The tender, fragrant, jumbo-size wings are actually from roosters, he says. They're seasoned, usually by Littleton or his son Morgan, before being lightly dipped in batter and fried. "We cook with a lot of flavor," he says. "You can smell the garlic in it."
Though he grew up here in Richmond, Littleton draws much of his cooking inspiration from North Carolina, where he spent his summers at a family farm in Rocky Mount.
"We ate heavy meals for breakfast — fried chicken, collards, mac and cheese, pork chops — because we were going out and working on the farm," he says. "For dinner, we'd have eggs and bacon, sausage and grits."
And the nose-to-tail trend is nothing new to Littleton, who says he sells about 100 pounds of pigs' feet each week. At the North Carolina farm, his family consumed pigs "from the rooter to the tooter." He adds, "We ate everything that walked or moved or grew from the ground," including squirrels, rabbits and possums. "My grandmother used to make squirrel pie instead of chicken pot pie."
Opening Family Secrets was a longtime dream. During his previous career in IT network services at Capital One, Littleton used to doodle ideas for the restaurant.

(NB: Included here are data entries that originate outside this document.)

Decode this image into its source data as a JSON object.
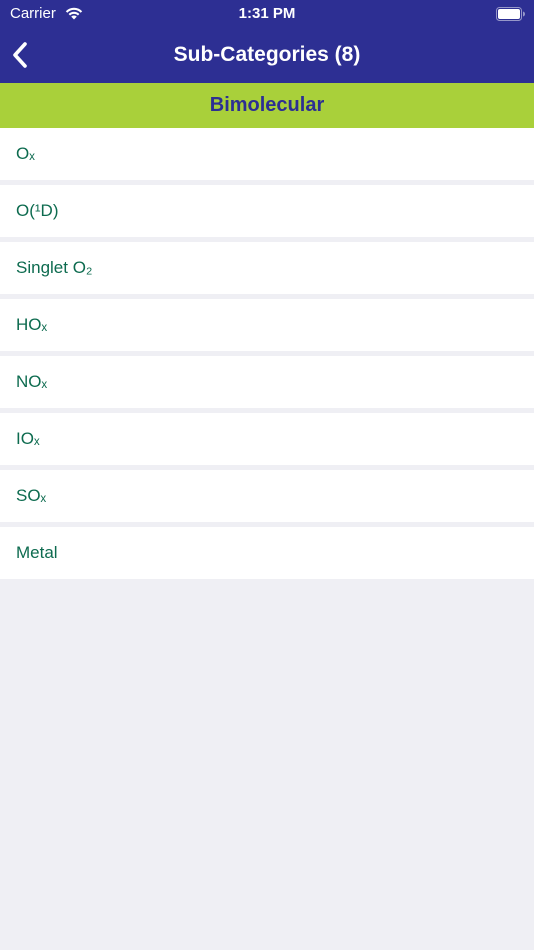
{
  "status_bar": {
    "carrier": "Carrier",
    "time": "1:31 PM",
    "icons": [
      "wifi-icon",
      "battery-icon"
    ]
  },
  "nav": {
    "back_icon": "chevron-left-icon",
    "title": "Sub-Categories (8)"
  },
  "section": {
    "title": "Bimolecular"
  },
  "items": [
    {
      "label": "Oₓ"
    },
    {
      "label": "O(¹D)"
    },
    {
      "label": "Singlet O₂"
    },
    {
      "label": "HOₓ"
    },
    {
      "label": "NOₓ"
    },
    {
      "label": "IOₓ"
    },
    {
      "label": "SOₓ"
    },
    {
      "label": "Metal"
    }
  ],
  "colors": {
    "nav_background": "#2d2f93",
    "section_background": "#a9d03a",
    "section_text": "#2d2f93",
    "item_text": "#0d6b4f",
    "page_background": "#efeff4"
  }
}
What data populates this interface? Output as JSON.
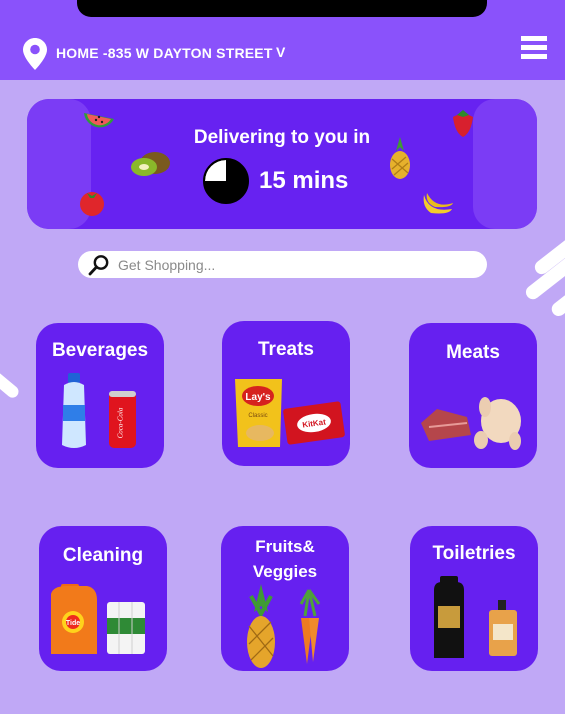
{
  "header": {
    "address": "HOME -835 W DAYTON STREET",
    "dropdown": "V",
    "icons": {
      "location": "location-pin-icon",
      "menu": "hamburger-menu-icon"
    }
  },
  "banner": {
    "line1": "Delivering to you in",
    "eta": "15 mins",
    "eta_progress": 0.75
  },
  "search": {
    "placeholder": "Get Shopping..."
  },
  "categories": [
    {
      "label": "Beverages"
    },
    {
      "label": "Treats"
    },
    {
      "label": "Meats"
    },
    {
      "label": "Cleaning"
    },
    {
      "label": "Fruits&",
      "label2": "Veggies"
    },
    {
      "label": "Toiletries"
    }
  ],
  "product_text": {
    "lays": "Lay's",
    "lays_flavor": "Classic",
    "kitkat": "KitKat",
    "coke": "Coca-Cola",
    "tide": "Tide"
  },
  "colors": {
    "header": "#8a52fb",
    "background": "#c0a8f6",
    "card": "#6620f0",
    "banner": "#6722f1"
  }
}
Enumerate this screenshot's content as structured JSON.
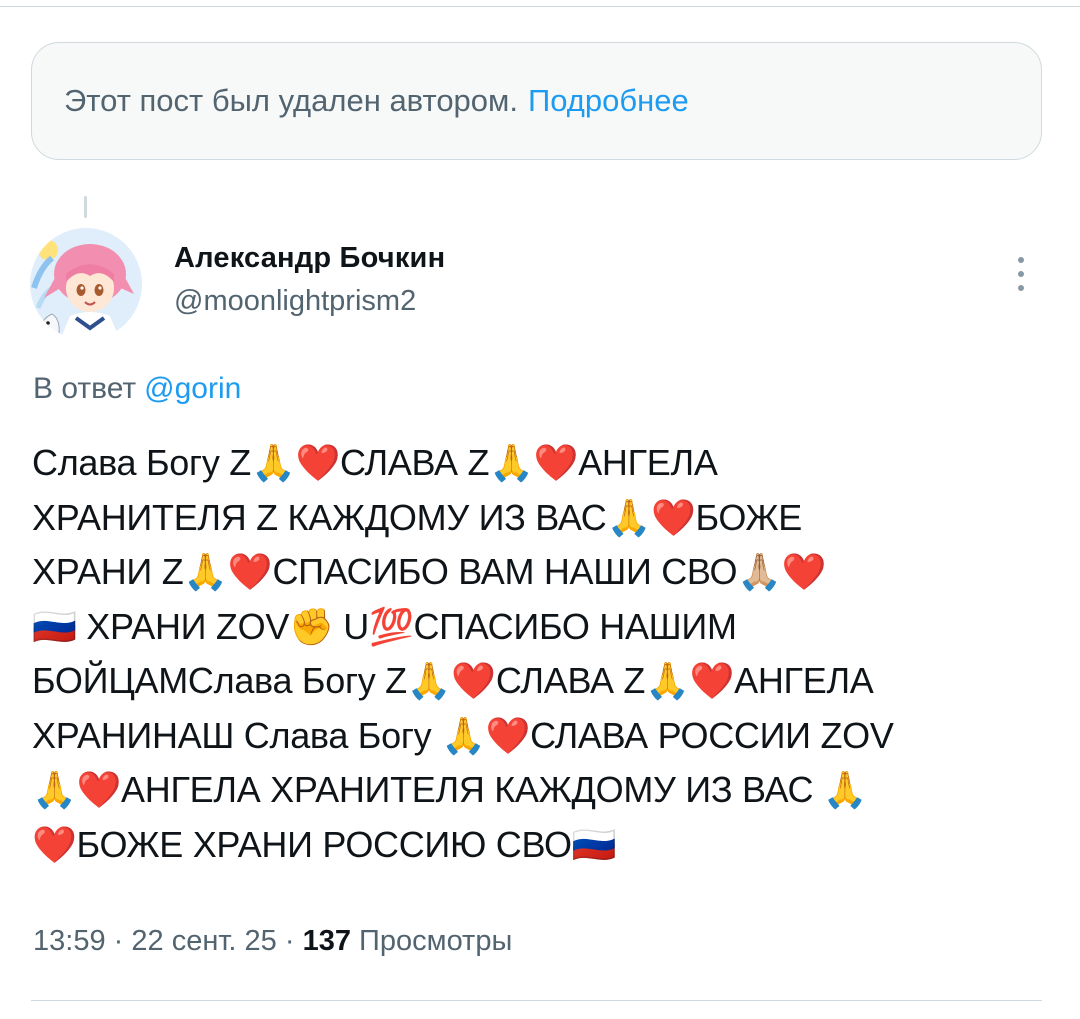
{
  "deleted_notice": {
    "text": "Этот пост был удален автором.",
    "link": "Подробнее"
  },
  "author": {
    "name": "Александр Бочкин",
    "handle": "@moonlightprism2"
  },
  "reply": {
    "prefix": "В ответ",
    "mention": "@gorin"
  },
  "tweet": {
    "text": "Слава Богу Z🙏❤️СЛАВА Z🙏❤️АНГЕЛА\nХРАНИТЕЛЯ Z КАЖДОМУ ИЗ ВАС🙏❤️БОЖЕ\nХРАНИ Z🙏❤️СПАСИБО ВАМ НАШИ СВО🙏🏼❤️\n🇷🇺 ХРАНИ ZOV✊     U💯СПАСИБО НАШИМ\nБОЙЦАМСлава Богу Z🙏❤️СЛАВА Z🙏❤️АНГЕЛА\nХРАНИНАШ Слава Богу 🙏❤️СЛАВА РОССИИ ZOV\n🙏❤️АНГЕЛА ХРАНИТЕЛЯ КАЖДОМУ ИЗ ВАС 🙏\n❤️БОЖЕ ХРАНИ РОССИЮ СВО🇷🇺"
  },
  "meta": {
    "time": "13:59",
    "date": "22 сент. 25",
    "views_count": "137",
    "views_label": "Просмотры",
    "separator": "·"
  },
  "colors": {
    "accent": "#1d9bf0",
    "secondary_text": "#536471",
    "border": "#cfd9de"
  },
  "icons": {
    "more": "more-vertical-icon"
  }
}
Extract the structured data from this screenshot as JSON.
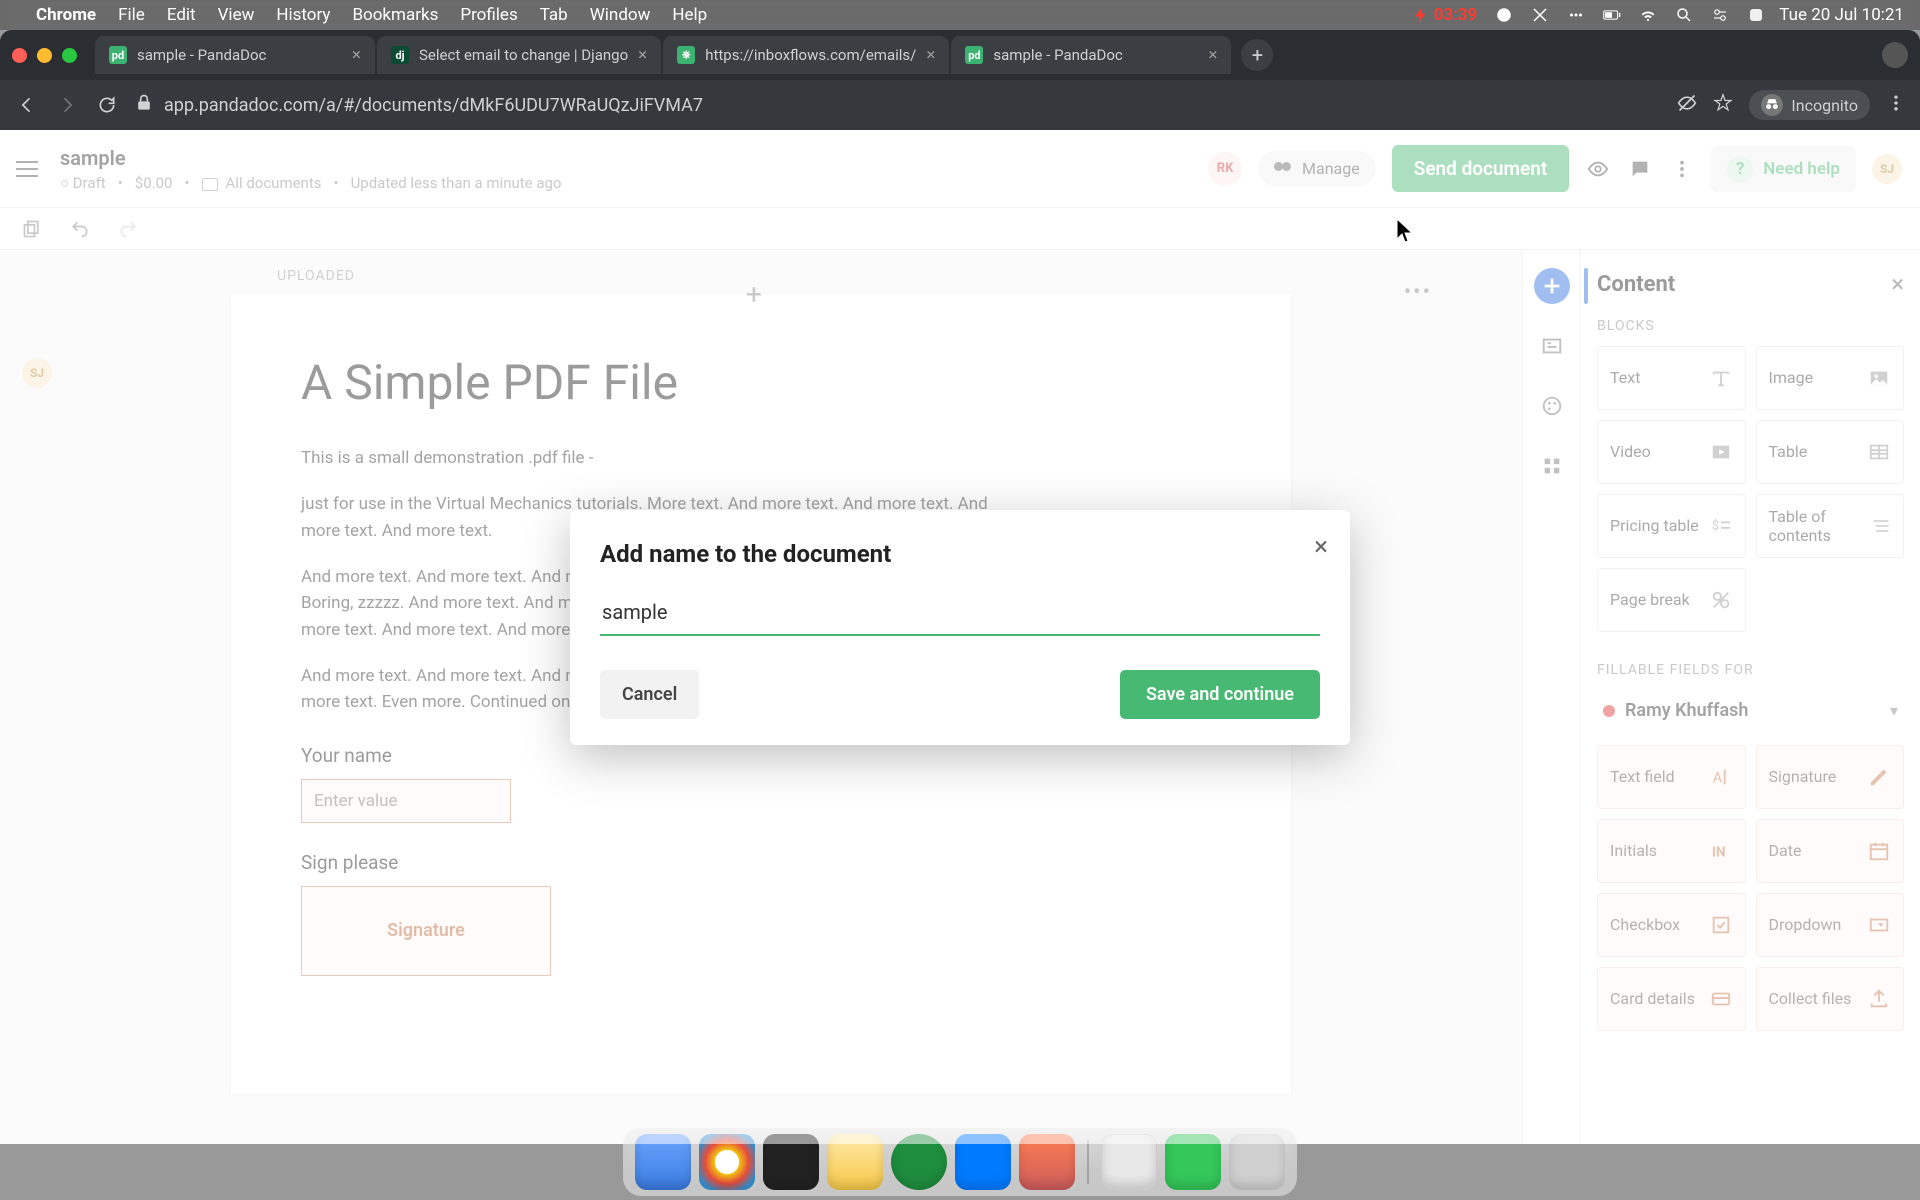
{
  "menubar": {
    "app_name": "Chrome",
    "items": [
      "File",
      "Edit",
      "View",
      "History",
      "Bookmarks",
      "Profiles",
      "Tab",
      "Window",
      "Help"
    ],
    "battery_time": "03:39",
    "clock": "Tue 20 Jul 10:21"
  },
  "browser": {
    "tabs": [
      {
        "title": "sample - PandaDoc",
        "favicon": "pd",
        "active": false
      },
      {
        "title": "Select email to change | Django",
        "favicon": "dj",
        "active": false
      },
      {
        "title": "https://inboxflows.com/emails/",
        "favicon": "pd",
        "active": false
      },
      {
        "title": "sample - PandaDoc",
        "favicon": "pd",
        "active": true
      }
    ],
    "url": "app.pandadoc.com/a/#/documents/dMkF6UDU7WRaUQzJiFVMA7",
    "profile": "Incognito"
  },
  "header": {
    "doc_title": "sample",
    "status": "Draft",
    "price": "$0.00",
    "folder": "All documents",
    "updated": "Updated less than a minute ago",
    "rk_badge": "RK",
    "manage_label": "Manage",
    "send_label": "Send document",
    "need_help": "Need help",
    "sj_badge": "SJ"
  },
  "canvas": {
    "section_label": "UPLOADED",
    "left_badge": "SJ",
    "h1": "A Simple PDF File",
    "p1": "This is a small demonstration .pdf file -",
    "p2": "just for use in the Virtual Mechanics tutorials. More text. And more text. And more text. And more text. And more text.",
    "p3": "And more text. And more text. And more text. And more text. And more text. And more text. Boring, zzzzz. And more text. And more text. And more text. And more text. And more text. And more text. And more text. And more text. And more text.",
    "p4": "And more text. And more text. And more text. And more text. And more text. And more text. And more text. Even more. Continued on page 2 ...",
    "name_label": "Your name",
    "name_placeholder": "Enter value",
    "sign_label": "Sign please",
    "sign_box": "Signature"
  },
  "panel": {
    "title": "Content",
    "blocks_label": "BLOCKS",
    "blocks": [
      "Text",
      "Image",
      "Video",
      "Table",
      "Pricing table",
      "Table of contents",
      "Page break"
    ],
    "fields_label": "FILLABLE FIELDS FOR",
    "recipient": "Ramy Khuffash",
    "fields": [
      "Text field",
      "Signature",
      "Initials",
      "Date",
      "Checkbox",
      "Dropdown",
      "Card details",
      "Collect files"
    ]
  },
  "modal": {
    "title": "Add name to the document",
    "value": "sample",
    "cancel": "Cancel",
    "save": "Save and continue"
  }
}
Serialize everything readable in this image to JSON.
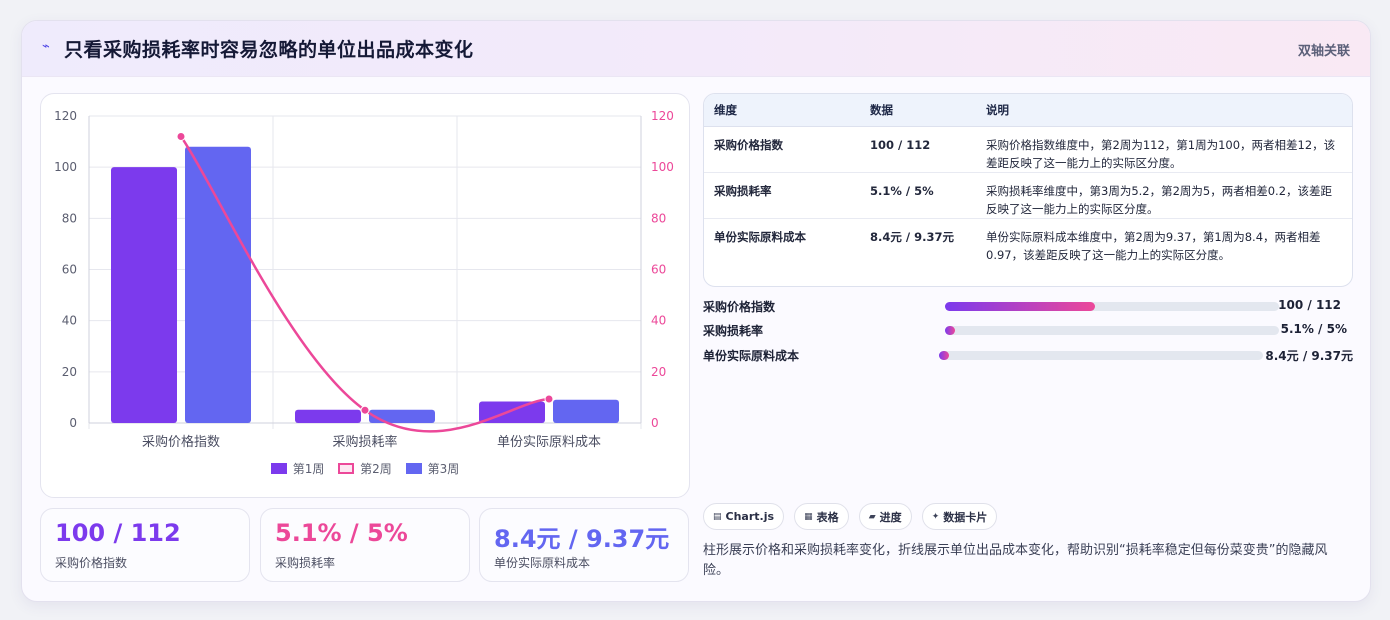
{
  "header": {
    "icon": "chart-line-icon",
    "title": "只看采购损耗率时容易忽略的单位出品成本变化",
    "tag": "双轴关联"
  },
  "chart_data": {
    "type": "bar",
    "categories": [
      "采购价格指数",
      "采购损耗率",
      "单份实际原料成本"
    ],
    "series": [
      {
        "name": "第1周",
        "kind": "bar",
        "axis": "left",
        "color": "#7c3aed",
        "values": [
          100,
          5.2,
          8.4
        ]
      },
      {
        "name": "第2周",
        "kind": "line",
        "axis": "right",
        "color": "#ec4899",
        "values": [
          112,
          5,
          9.37
        ]
      },
      {
        "name": "第3周",
        "kind": "bar",
        "axis": "left",
        "color": "#6366f1",
        "values": [
          108,
          5.2,
          9.1
        ]
      }
    ],
    "left_axis": {
      "ylim": [
        0,
        120
      ],
      "ticks": [
        "0",
        "20",
        "40",
        "60",
        "80",
        "100",
        "120"
      ]
    },
    "right_axis": {
      "ylim": [
        0,
        120
      ],
      "ticks": [
        "0",
        "20",
        "40",
        "60",
        "80",
        "100",
        "120"
      ]
    },
    "grid": true,
    "legend": "bottom"
  },
  "stats": [
    {
      "value": "100 / 112",
      "label": "采购价格指数",
      "color": "#7c3aed"
    },
    {
      "value": "5.1% / 5%",
      "label": "采购损耗率",
      "color": "#ec4899"
    },
    {
      "value": "8.4元 / 9.37元",
      "label": "单份实际原料成本",
      "color": "#6366f1"
    }
  ],
  "table": {
    "headers": [
      "维度",
      "数据",
      "说明"
    ],
    "rows": [
      {
        "name": "采购价格指数",
        "value": "100 / 112",
        "note": "采购价格指数维度中，第2周为112，第1周为100，两者相差12，该差距反映了这一能力上的实际区分度。"
      },
      {
        "name": "采购损耗率",
        "value": "5.1% / 5%",
        "note": "采购损耗率维度中，第3周为5.2，第2周为5，两者相差0.2，该差距反映了这一能力上的实际区分度。"
      },
      {
        "name": "单份实际原料成本",
        "value": "8.4元 / 9.37元",
        "note": "单份实际原料成本维度中，第2周为9.37，第1周为8.4，两者相差0.97，该差距反映了这一能力上的实际区分度。"
      }
    ]
  },
  "progress": [
    {
      "label": "采购价格指数",
      "value": "100 / 112",
      "fraction": 0.45
    },
    {
      "label": "采购损耗率",
      "value": "5.1% / 5%",
      "fraction": 0.03
    },
    {
      "label": "单份实际原料成本",
      "value": "8.4元 / 9.37元",
      "fraction": 0.03
    }
  ],
  "chips": [
    {
      "icon": "chart-icon",
      "glyph": "▤",
      "label": "Chart.js"
    },
    {
      "icon": "table-icon",
      "glyph": "▦",
      "label": "表格"
    },
    {
      "icon": "progress-icon",
      "glyph": "▰",
      "label": "进度"
    },
    {
      "icon": "sparkle-icon",
      "glyph": "✦",
      "label": "数据卡片"
    }
  ],
  "description": "柱形展示价格和采购损耗率变化，折线展示单位出品成本变化，帮助识别“损耗率稳定但每份菜变贵”的隐藏风险。"
}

But after 10 years, including eight in its current location at 5310 Chamberlayne Ave. in the Brook Hill Azalea Shopping Center, Littleton is looking for a place with more traffic, likely on West Broad Street. He left his first location at North Avenue and Brookland Park Boulevard after a drunken driver ran into a building support, causing the structure to collapse. And now that his catering and corporate business have slowed down along with the economy, Littleton says, "I need to be where I can be seen."
When cooking, he relies on his taste buds rather than recipes. "Nothing is written down," he says. "When I make sauce for barbecue, we have a cup and mix the vinegar, sugar and pepper until it tastes right."
And though he's known for Southern food, if he tries something he likes at another restaurant, he'll whip up his own version. He's been known to make Jamaican, Chinese and Greek dishes.
"Whatever your flavor or taste is, you're painting like you would with paint or watercolor," Littleton says. "I do my own style. My only competition is myself."
Except, perhaps, for Morgan, a 19-year-old culinary student at J. Sargeant Reynolds Community College whose wrists are tattooed with "Family Secrets" on the right and a knife and fork on the left.
"He's good," Littleton says. "I created a monster. He's always competing with me."